|
|
|
|
|
by jncfhnb
888 days ago
|
|
> Maybe I think the model author should have used a deeper CNN layer in the middle of the model. Without the inputs I can’t do a comparison. You can fine tune into a different model architecture. You’re right on not being able to retrain the model from scratch on half its data without that data but that’s likely pointless. |
|
> likely pointless
It doesn’t take too much creativity to come up with ideas about why someone might want to do that:
- researchers who want to investigate how much the dataset can be reduced (and thus training cost) and what the accuracy penalty is
- someone who wants to for either religious or ethical reasons minimize the probability that the model was trained on pornography
- someone who’s curious about whether there’s significant redundancy in the existing input datasets
- someone who’s curious about whether there are a much smaller subset of images in the input dataset that can quickly help the first few CNN input layers converge before training the middle and output layers on the larger dataset.
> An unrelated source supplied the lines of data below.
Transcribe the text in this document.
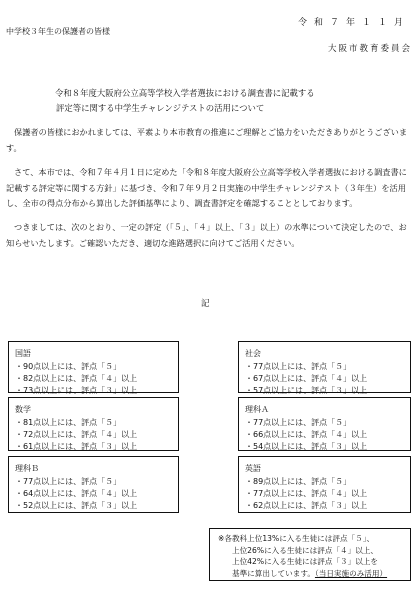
令和７年１１月
中学校３年生の保護者の皆様
大阪市教育委員会
令和８年度大阪府公立高等学校入学者選抜における調査書に記載する
評定等に関する中学生チャレンジテストの活用について
保護者の皆様におかれましては、平素より本市教育の推進にご理解とご協力をいただきありがとうございます。
さて、本市では、令和７年４月１日に定めた「令和８年度大阪府公立高等学校入学者選抜における調査書に記載する評定等に関する方針」に基づき、令和７年９月２日実施の中学生チャレンジテスト（３年生）を活用し、全市の得点分布から算出した評価基準により、調査書評定を確認することとしております。
つきましては、次のとおり、一定の評定（「５」、「４」以上、「３」以上）の水準について決定したので、お知らせいたします。ご確認いただき、適切な進路選択に向けてご活用ください。
記
国語
・90点以上には、評点「５」
・82点以上には、評点「４」以上
・73点以上には、評点「３」以上
社会
・77点以上には、評点「５」
・67点以上には、評点「４」以上
・57点以上には、評点「３」以上
数学
・81点以上には、評点「５」
・72点以上には、評点「４」以上
・61点以上には、評点「３」以上
理科Ａ
・77点以上には、評点「５」
・66点以上には、評点「４」以上
・54点以上には、評点「３」以上
理科Ｂ
・77点以上には、評点「５」
・64点以上には、評点「４」以上
・52点以上には、評点「３」以上
英語
・89点以上には、評点「５」
・77点以上には、評点「４」以上
・62点以上には、評点「３」以上
※各教科上位13%に入る生徒には評点「５」、
上位26%に入る生徒には評点「４」以上、
上位42%に入る生徒には評点「３」以上を
基準に算出しています。（当日実施のみ活用）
Edit: I suspect the real reason they don’t want to share the input dataset is purely because a high-quality annotated dataset is a valuable commodity. While I don’t do ML work myself day-to-day, I do work with a team that does in a very niche field and I can only imagine how much effort they had to go through to get the annotated dataset that they’ve put together. Even just collecting the images for it involved many hours of drone flights in different locales around North America in varying weather and lighting.